On March 6, some 80 people marched to the gates of the Dow plant, calling for the company to set up a national compensation fund for those affected by dioxin. Those participating included Paritutu residents, Vietnam War veterans, environmental activists, and representatives of Sawmill Workers Against Poisons. The latter group campaigns on behalf of timber workers suffering negative health effects because of workplace exposure to the timber treatment chemical pentachlorophenol (PCP), which contains dioxin.

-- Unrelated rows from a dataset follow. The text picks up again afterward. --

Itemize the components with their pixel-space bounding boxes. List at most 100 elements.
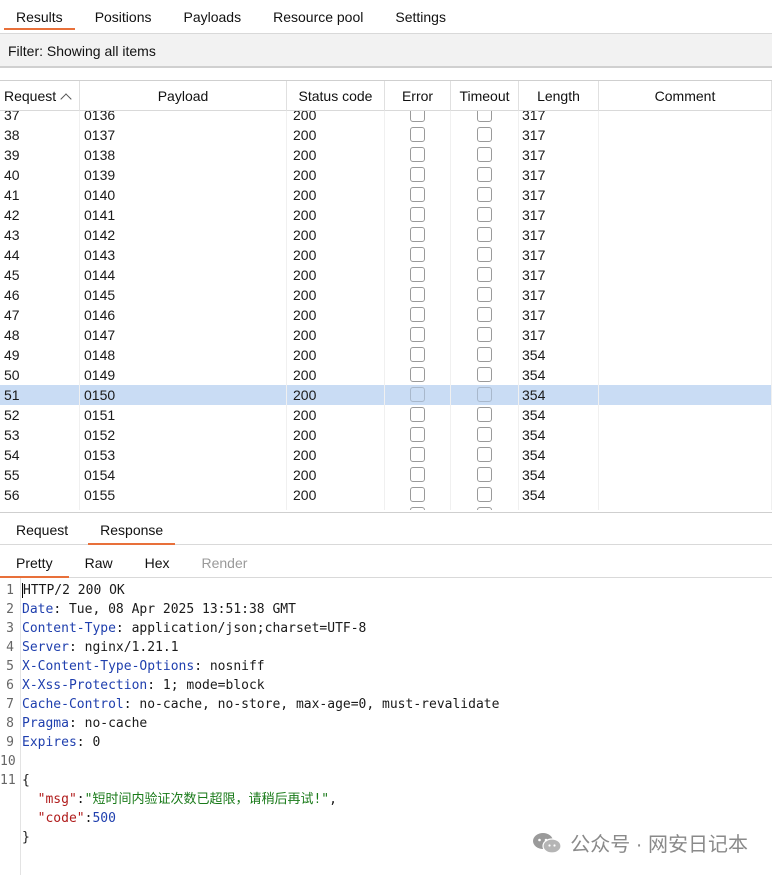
error-checkbox[interactable]	[410, 426, 425, 442]
line-number: 10	[0, 754, 16, 769]
table-row[interactable]: 44 0143 200 317	[0, 245, 772, 265]
error-checkbox[interactable]	[410, 146, 425, 162]
column-header-request[interactable]: Request	[0, 81, 80, 111]
cell-request: 50	[0, 365, 80, 385]
error-checkbox[interactable]	[410, 326, 425, 342]
tab-response[interactable]: Response	[84, 513, 179, 545]
column-header-comment[interactable]: Comment	[599, 81, 772, 111]
error-checkbox[interactable]	[410, 186, 425, 202]
tab-request[interactable]: Request	[0, 513, 84, 545]
timeout-checkbox[interactable]	[477, 486, 492, 502]
table-row[interactable]: 54 0153 200 354	[0, 445, 772, 465]
json-key: "code"	[37, 811, 85, 826]
response-editor[interactable]: 1 HTTP/2 200 OK 2 Date: Tue, 08 Apr 2025 13…	[0, 578, 772, 875]
table-row[interactable]: 55 0154 200 354	[0, 465, 772, 485]
column-header-length[interactable]: Length	[519, 81, 599, 111]
column-header-status-code[interactable]: Status code	[287, 81, 385, 111]
error-checkbox[interactable]	[410, 486, 425, 502]
timeout-checkbox[interactable]	[477, 206, 492, 222]
column-header-error[interactable]: Error	[385, 81, 451, 111]
table-row[interactable]: 53 0152 200 354	[0, 425, 772, 445]
error-checkbox[interactable]	[410, 366, 425, 382]
table-row[interactable]: 50 0149 200 354	[0, 365, 772, 385]
view-tab-hex[interactable]: Hex	[129, 545, 186, 578]
error-checkbox[interactable]	[410, 286, 425, 302]
column-header-timeout[interactable]: Timeout	[451, 81, 519, 111]
cell-payload: 0140	[80, 185, 287, 205]
timeout-checkbox[interactable]	[477, 306, 492, 322]
error-checkbox[interactable]	[410, 166, 425, 182]
tab-results[interactable]: Results	[0, 0, 79, 34]
cell-length: 317	[519, 145, 599, 165]
timeout-checkbox[interactable]	[477, 386, 492, 402]
table-row[interactable]: 39 0138 200 317	[0, 145, 772, 165]
code-text: X-Content-Type-Options: nosniff	[18, 657, 265, 676]
timeout-checkbox[interactable]	[477, 466, 492, 482]
error-checkbox[interactable]	[410, 506, 425, 510]
timeout-checkbox[interactable]	[477, 326, 492, 342]
error-checkbox[interactable]	[410, 306, 425, 322]
cell-request: 54	[0, 445, 80, 465]
table-row[interactable]: 42 0141 200 317	[0, 205, 772, 225]
table-row[interactable]: 51 0150 200 354	[0, 385, 772, 405]
timeout-checkbox[interactable]	[477, 186, 492, 202]
error-checkbox[interactable]	[410, 446, 425, 462]
table-row[interactable]: 47 0146 200 317	[0, 305, 772, 325]
cell-status-code: 200	[287, 145, 385, 165]
error-checkbox[interactable]	[410, 266, 425, 282]
cell-request: 56	[0, 485, 80, 505]
cell-payload: 0145	[80, 285, 287, 305]
timeout-checkbox[interactable]	[477, 246, 492, 262]
error-checkbox[interactable]	[410, 226, 425, 242]
column-header-payload[interactable]: Payload	[80, 81, 287, 111]
error-checkbox[interactable]	[410, 246, 425, 262]
tab-positions[interactable]: Positions	[79, 0, 168, 34]
cell-length: 317	[519, 305, 599, 325]
table-row[interactable]: 48 0147 200 317	[0, 325, 772, 345]
json-key: "msg"	[37, 792, 77, 807]
cell-comment	[599, 205, 772, 225]
table-row[interactable]: 52 0151 200 354	[0, 405, 772, 425]
cell-comment	[599, 345, 772, 365]
header-value: no-cache, no-store, max-age=0, must-reva…	[139, 697, 500, 712]
timeout-checkbox[interactable]	[477, 366, 492, 382]
table-row[interactable]: 45 0144 200 317	[0, 265, 772, 285]
tab-resource-pool[interactable]: Resource pool	[257, 0, 379, 34]
view-tab-raw[interactable]: Raw	[69, 545, 129, 578]
error-checkbox[interactable]	[410, 346, 425, 362]
timeout-checkbox[interactable]	[477, 286, 492, 302]
timeout-checkbox[interactable]	[477, 166, 492, 182]
timeout-checkbox[interactable]	[477, 446, 492, 462]
table-row[interactable]: 40 0139 200 317	[0, 165, 772, 185]
timeout-checkbox[interactable]	[477, 226, 492, 242]
table-row[interactable]: 56 0155 200 354	[0, 485, 772, 505]
timeout-checkbox[interactable]	[477, 426, 492, 442]
table-row[interactable]: 41 0140 200 317	[0, 185, 772, 205]
error-checkbox[interactable]	[410, 126, 425, 142]
cell-payload: 0142	[80, 225, 287, 245]
cell-request: 46	[0, 285, 80, 305]
table-row[interactable]: 570156200 354	[0, 505, 772, 510]
error-checkbox[interactable]	[410, 466, 425, 482]
timeout-checkbox[interactable]	[477, 126, 492, 142]
timeout-checkbox[interactable]	[477, 346, 492, 362]
error-checkbox[interactable]	[410, 206, 425, 222]
cell-error	[385, 465, 451, 485]
timeout-checkbox[interactable]	[477, 146, 492, 162]
cell-payload: 0152	[80, 425, 287, 445]
tab-payloads[interactable]: Payloads	[168, 0, 258, 34]
timeout-checkbox[interactable]	[477, 266, 492, 282]
error-checkbox[interactable]	[410, 386, 425, 402]
table-row[interactable]: 49 0148 200 354	[0, 345, 772, 365]
view-tab-pretty[interactable]: Pretty	[0, 545, 69, 578]
table-row[interactable]: 43 0142 200 317	[0, 225, 772, 245]
cell-timeout	[451, 405, 519, 425]
filter-bar[interactable]: Filter: Showing all items	[0, 34, 772, 68]
timeout-checkbox[interactable]	[477, 406, 492, 422]
cell-length: 317	[519, 225, 599, 245]
tab-settings[interactable]: Settings	[379, 0, 462, 34]
error-checkbox[interactable]	[410, 406, 425, 422]
timeout-checkbox[interactable]	[477, 506, 492, 510]
table-row[interactable]: 38 0137 200 317	[0, 125, 772, 145]
table-row[interactable]: 46 0145 200 317	[0, 285, 772, 305]
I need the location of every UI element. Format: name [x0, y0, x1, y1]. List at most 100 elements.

To date the government has merely offered one free doctor’s visit to study those affected. Roy Drake, who worked as a contractor at the Dow plant and now suffers from multiple sclerosis, told the Militant that he was one of several hundred people who applied for blood tests during the survey, but were turned down.

Workers previously employed at the Dow plant have significantly higher death rates from cancer, according to a recent World Health Organization study. Only two workers from the plant, however, have been approved for workers’ compensation as a result of their employment there. Agricultural contractors who sprayed 2,4,5-T on farms also have high blood dioxin levels.

These developments have reignited long-standing claims that Agent Orange was manufactured in New Zealand. During the Vietnam War, the New Plymouth plant was a target of protests because of its connection to the chemical.

In January, Harold Duynhoven, government cabinet minister and member of parliament for New Plymouth, told a Sunday newspaper he had information that the components of Agent Orange were shipped from the New Plymouth wharves in the 1960s to the U.S. naval base at Subic Bay in the Philippines for use in the Vietnam War. He later backed off these statements and the government issued a denial, citing a 1990 parliamentary inquiry that found no conclusive evidence for the assertion. Dow also continues to deny the charge.

Former New Plymouth port watersider Norm Quinlan said, however, that it was well known in the 1960s that Ivon Watkins-Dow exported some chemicals to the Philippines. Vietnam veterans and New Plymouth campaigners are now asking for an investigation into whether the defoliant may have been produced at another New Zealand site with components from the New Plymouth factory.